Menurut Revina, Dedy memberikan tiket gratis kepada sejumlah wanita yang
menjadi pengikutnya di Instagram untuk mengikuti seminar atau pelatihannya.
b. Pelaku memberikan nomor kepada korban dan menyuruh korban untuk
mengirimkan hasil foto selfie bersama pelaku.
Lanjutnya "Setelah ikut gratis, Deddy selalu kasih nomor handphone dia, terus
boleh selfie, lalu selfie-nya itu dikirim ke dia. Setelah kirim ke nomor pribadi,
Dedy tanya lagi mau konseling lagi nggak, mau training private  nggak," Banyak
perempuan yang berswafoto sama dia setelah pelatihan. Saya merasa aneh melihat
itu. Kenapa pasien harus swafoto sama terapis, bukankah identitas kita seharusnya
ditutupi? Saya tidak mau ikut pelatihan yang dihadiri banyak orang begitu, apalagi
sampai swafoto segala dan diposting di Instagram.
c. Pelaku bukan diajak ke tempat praktik melainkan di Kafe lanjutnya ke Hotel
dengan memesan kamar hotel atas nama korban
Awalnya pasien akan diajak bertemu di kafe, bukan tempat praktik, lalu
pada pertemuan selanjutanya, pasien akan diajak "ngamar" karena alasan
depresi atau masalah pasien sudah sangat berbahaya.

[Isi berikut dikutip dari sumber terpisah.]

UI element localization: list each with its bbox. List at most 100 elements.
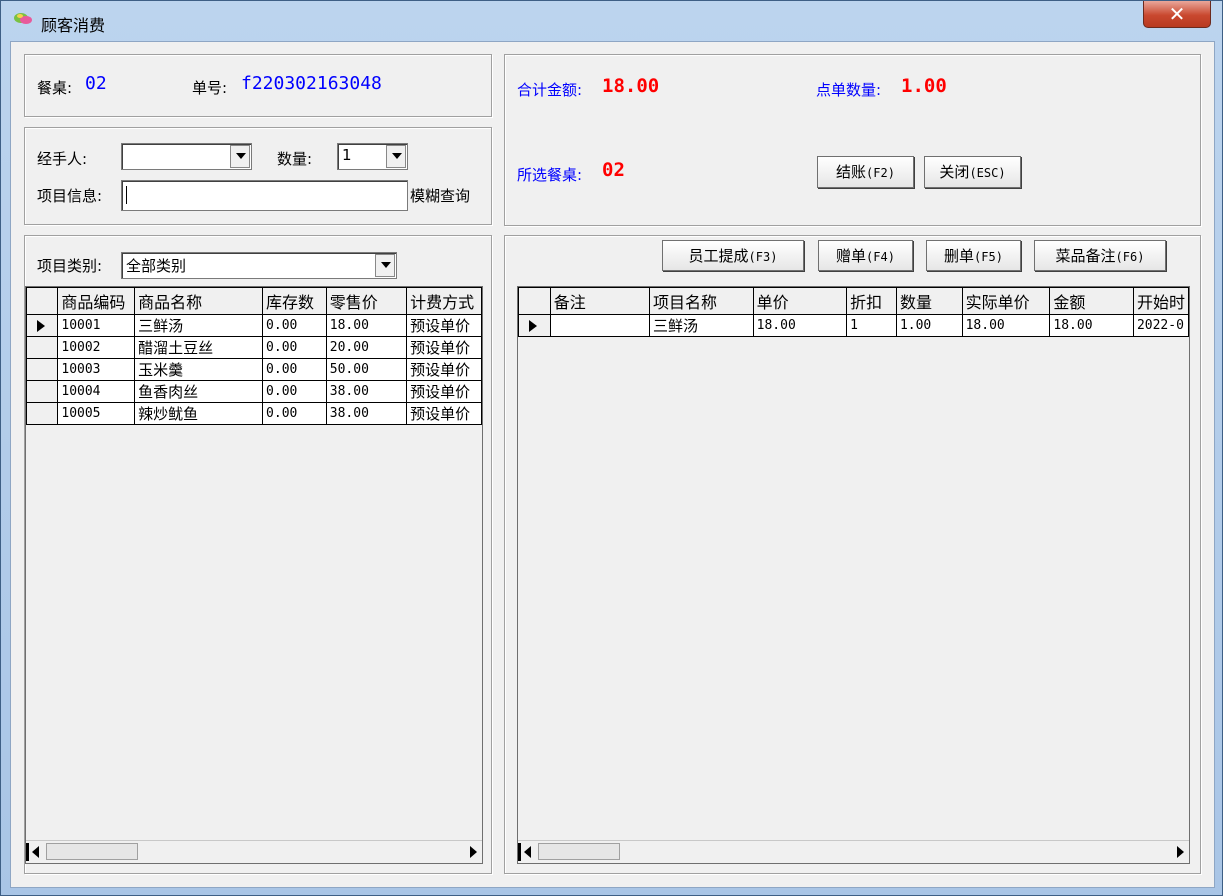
product-price: 38.00 <box>325 402 408 425</box>
product-price: 18.00 <box>325 314 408 337</box>
checkout-button[interactable]: 结账(F2) <box>817 156 914 188</box>
product-billing: 预设单价 <box>406 402 482 425</box>
staff-commission-label: 员工提成 <box>688 247 749 265</box>
column-header[interactable]: 项目名称 <box>649 287 754 315</box>
row-indicator[interactable] <box>26 402 59 425</box>
row-indicator-header <box>518 287 551 315</box>
product-horizontal-scrollbar[interactable] <box>26 840 482 863</box>
column-header[interactable]: 数量 <box>895 287 963 315</box>
fuzzy-search-label[interactable]: 模糊查询 <box>410 185 470 206</box>
item-amount: 18.00 <box>1049 314 1134 337</box>
product-billing: 预设单价 <box>406 314 482 337</box>
column-header[interactable]: 商品编码 <box>57 287 136 315</box>
product-stock: 0.00 <box>262 358 327 381</box>
row-indicator[interactable] <box>26 314 59 337</box>
handler-select[interactable] <box>121 143 252 170</box>
column-header[interactable]: 折扣 <box>846 287 897 315</box>
table-row[interactable]: 10003 玉米羹 0.00 50.00 预设单价 <box>26 358 482 381</box>
scroll-left-icon[interactable] <box>522 844 534 860</box>
product-stock: 0.00 <box>262 314 327 337</box>
order-items-grid[interactable]: 备注 项目名称 单价 折扣 数量 实际单价 金额 开始时 三鲜汤 18.00 1… <box>517 286 1190 864</box>
dish-remark-button[interactable]: 菜品备注(F6) <box>1034 240 1166 271</box>
column-header[interactable]: 实际单价 <box>961 287 1051 315</box>
close-button[interactable]: 关闭(ESC) <box>924 156 1021 188</box>
gift-order-label: 赠单 <box>836 247 867 265</box>
close-window-button[interactable]: ✕ <box>1143 1 1211 28</box>
product-price: 38.00 <box>325 380 408 403</box>
scroll-right-icon[interactable] <box>468 844 480 860</box>
close-button-label: 关闭 <box>939 163 970 181</box>
product-name: 辣炒鱿鱼 <box>134 402 264 425</box>
total-value: 18.00 <box>602 75 660 97</box>
column-header[interactable]: 计费方式 <box>406 287 482 315</box>
product-billing: 预设单价 <box>406 358 482 381</box>
current-row-icon <box>529 320 537 332</box>
item-discount: 1 <box>846 314 897 337</box>
chevron-down-icon[interactable] <box>230 145 250 168</box>
dish-remark-label: 菜品备注 <box>1055 247 1116 265</box>
qty-label: 数量: <box>277 150 313 168</box>
scroll-right-icon[interactable] <box>1175 844 1187 860</box>
product-name: 鱼香肉丝 <box>134 380 264 403</box>
item-remark <box>549 314 651 337</box>
staff-commission-shortcut: (F3) <box>748 250 778 264</box>
chevron-down-icon[interactable] <box>386 145 406 168</box>
scrollbar-edge <box>518 843 521 861</box>
column-header[interactable]: 零售价 <box>325 287 408 315</box>
selected-table-label: 所选餐桌: <box>517 166 583 184</box>
scroll-thumb[interactable] <box>46 843 138 860</box>
scrollbar-edge <box>26 843 29 861</box>
table-row[interactable]: 10004 鱼香肉丝 0.00 38.00 预设单价 <box>26 380 482 403</box>
table-row[interactable]: 10001 三鲜汤 0.00 18.00 预设单价 <box>26 314 482 337</box>
column-header[interactable]: 金额 <box>1049 287 1134 315</box>
item-name: 三鲜汤 <box>649 314 754 337</box>
delete-order-button[interactable]: 删单(F5) <box>926 240 1021 271</box>
row-indicator[interactable] <box>26 358 59 381</box>
delete-order-shortcut: (F5) <box>974 250 1003 264</box>
chevron-down-icon[interactable] <box>375 254 395 277</box>
column-header[interactable]: 备注 <box>549 287 651 315</box>
qty-select-value: 1 <box>342 146 352 164</box>
row-indicator[interactable] <box>26 336 59 359</box>
client-area: 餐桌: 02 单号: f220302163048 经手人: 数量: 1 项目信息… <box>10 41 1215 888</box>
item-actual-price: 18.00 <box>961 314 1051 337</box>
product-code: 10001 <box>57 314 136 337</box>
gift-order-shortcut: (F4) <box>866 250 895 264</box>
category-select[interactable]: 全部类别 <box>121 252 397 279</box>
table-value: 02 <box>85 73 107 94</box>
product-stock: 0.00 <box>262 336 327 359</box>
item-info-label: 项目信息: <box>37 187 103 205</box>
scroll-thumb[interactable] <box>538 843 620 860</box>
checkout-shortcut: (F2) <box>866 166 895 180</box>
product-billing: 预设单价 <box>406 380 482 403</box>
staff-commission-button[interactable]: 员工提成(F3) <box>662 240 804 271</box>
row-indicator[interactable] <box>518 314 551 337</box>
qty-select[interactable]: 1 <box>337 143 408 170</box>
title-bar[interactable]: 顾客消费 ✕ <box>1 1 1222 41</box>
row-indicator[interactable] <box>26 380 59 403</box>
column-header[interactable]: 商品名称 <box>134 287 264 315</box>
count-label: 点单数量: <box>816 81 882 99</box>
table-row[interactable]: 10002 醋溜土豆丝 0.00 20.00 预设单价 <box>26 336 482 359</box>
product-billing: 预设单价 <box>406 336 482 359</box>
product-name: 醋溜土豆丝 <box>134 336 264 359</box>
table-row[interactable]: 三鲜汤 18.00 1 1.00 18.00 18.00 2022-0 <box>518 314 1189 337</box>
category-label: 项目类别: <box>37 257 103 275</box>
order-items-horizontal-scrollbar[interactable] <box>518 840 1189 863</box>
item-unit-price: 18.00 <box>752 314 848 337</box>
close-icon: ✕ <box>1168 2 1186 26</box>
product-stock: 0.00 <box>262 402 327 425</box>
order-no-label: 单号: <box>192 79 228 97</box>
gift-order-button[interactable]: 赠单(F4) <box>818 240 913 271</box>
column-header[interactable]: 开始时 <box>1132 287 1189 315</box>
product-code: 10004 <box>57 380 136 403</box>
scroll-left-icon[interactable] <box>30 844 42 860</box>
product-grid[interactable]: 商品编码 商品名称 库存数 零售价 计费方式 10001 三鲜汤 0.00 18… <box>25 286 483 864</box>
window-title: 顾客消费 <box>41 16 106 35</box>
close-shortcut: (ESC) <box>969 166 1006 180</box>
table-row[interactable]: 10005 辣炒鱿鱼 0.00 38.00 预设单价 <box>26 402 482 425</box>
app-icon <box>14 13 32 24</box>
item-info-input[interactable] <box>121 180 408 211</box>
column-header[interactable]: 库存数 <box>262 287 327 315</box>
column-header[interactable]: 单价 <box>752 287 848 315</box>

(https://parenting.orami.co.id/magazine/5-fakta-seputar-dedy-susanto). Inti dari
percakapan itu, Dedi meminta agar sang pasien memesan kamar hotel untuk
melakukan terapi. Tapi anehnya, Dedy meminta agar si pasien memesan kamar atas
namanya bukan nama Dedy. Dengan dalih, takut ketahuan pihak penyelenggara
yang mengundangnya sebagai pembicara di hotel tersebut kalau ia sampai memesan
dua kamar atas nama dirinya. (https://herstory.co.id/read646/perang-selebgram-
revina-vt-dengan-psikolog-dedy-susanto-dokter-predator-yang-sering-ngajak-
ngamar-pasiennya).
d. Selama terapi korban tiba-tiba dilecehkan dengan meraba-raba area sensitive
atau terlarang.
Setelah berhasil membujuk korbannya datang, Dedi melakukan sesi terapi.
"Diterapi memang, tapi setelah 5-10 menit sampai (pasien) menangis-nangis, terus
mulai dicium keningnya, apalah dan segala macam, dan akhirnya
mulai digituin lah... dimanipulasi sih," beber Revina lagi.
Pertanyaan yang muncul dari kasus diatas adalah lebih pada kondisi korban,
mengapa bisa terjebak dalam kasus tersebut. Banyak pertanyaan yang seolah
menyudutkan korban seperti “Kok mau diajak ngroom sih? Kenapa enggak
berontak atau berteriak ketika dilecehin pas sesi terapi sih?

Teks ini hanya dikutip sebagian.